White expanded on the negative narratives involving women of power that flood contemporary popular culture and political discourse. She pointed to Claire Underwood in the TV show “House of Cards” cast as the “overbearing Lady Macbeth-type wife” and Hillary Clinton, throughout her presidential runs.
In “Macbeth,” White takes on the role of Lady Macbeth, backed by an ensemble of singers and a four-piece band. She refers to it as concert instead of a play, the story driven forward by music and song. The concert approach makes perfect sense to White, who calls Shakespeare’s iambic pentameter “intrinsically rhythmic and musical,” and considers music the ultimate universal art form.
“I think music is a very equalizing thing. No matter who you are, you probably can rock out to the Doors, Bruce Springsteen, and Tina Turner, red or blue, white or Black, right? And so, I really hope that the music is a way to invite the audience into the inner and emotional lives of the characters.”
Each of the four plays she’s announced thus far (the fifth is a secret) adopts a different musical genre. “There’s something about the history of Scotland that has grit and texture to it the way that vintage rock does,” said White, who based her “Macbeth” soundtrack on the Doors, Nine Inch Nails, and Tina Turner. White’s Othello, “is sadder, more quiet rock,” and borrows from Nirvana and contemporary grunge. Her “Romeo and Juliet” will have more of a “pop, frenetic feel,” while “Cleopatra” will embrace a “soulful sound.”
“I try to let the dramaturgical realities of each piece inform the style of music,” she said.
Music as a narrative force is a natural fit for White, who grew up singing sacred songs in Catholic school and attending Sunday services with her grandfather at an Apostolic church on Chicago’s South Side that came complete with a 40-person choir and full band (“That did it right there,” said White). She went on to study political science and musical theater at Northwestern University, and earned her master’s in acting at Brown University/Trinity Rep.
It was during her last year at Brown that White took on “Macbeth” for a final project, eliminating the words of all the other characters so she could isolate what Lady Macbeth had to say, then adding the dialogue back in, along with the music songs.

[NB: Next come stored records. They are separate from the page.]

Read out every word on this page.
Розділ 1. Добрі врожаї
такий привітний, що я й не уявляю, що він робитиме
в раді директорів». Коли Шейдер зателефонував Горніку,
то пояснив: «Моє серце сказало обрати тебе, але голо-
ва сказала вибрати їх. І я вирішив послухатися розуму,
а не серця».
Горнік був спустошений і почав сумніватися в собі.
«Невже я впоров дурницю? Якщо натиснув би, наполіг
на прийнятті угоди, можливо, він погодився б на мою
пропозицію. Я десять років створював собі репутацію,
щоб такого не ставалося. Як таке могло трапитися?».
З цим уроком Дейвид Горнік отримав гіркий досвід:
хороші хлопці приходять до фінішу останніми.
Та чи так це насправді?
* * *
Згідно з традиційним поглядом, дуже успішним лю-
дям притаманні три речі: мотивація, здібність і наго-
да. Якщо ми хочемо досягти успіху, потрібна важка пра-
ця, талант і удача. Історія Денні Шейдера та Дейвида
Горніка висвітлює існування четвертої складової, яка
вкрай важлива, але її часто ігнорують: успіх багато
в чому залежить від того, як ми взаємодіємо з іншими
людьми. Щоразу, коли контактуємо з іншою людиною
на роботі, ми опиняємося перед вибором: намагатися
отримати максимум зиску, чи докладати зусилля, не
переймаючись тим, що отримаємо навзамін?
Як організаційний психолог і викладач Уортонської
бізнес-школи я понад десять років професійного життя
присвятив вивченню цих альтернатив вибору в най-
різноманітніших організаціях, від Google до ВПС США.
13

During the April online discussion, White addressed the notion of an ambitious woman with nefarious motives, something she’s been grappling with in recent weeks. “Is being ambitious in a system that’s corrupt going to corrupt anyone?” she wondered.
She hopes her work will help shine some light on that and other pressing questions, and, above all, that audiences leave her production eager to see more live performances.
“I just hope we never give up on live arts as a society.”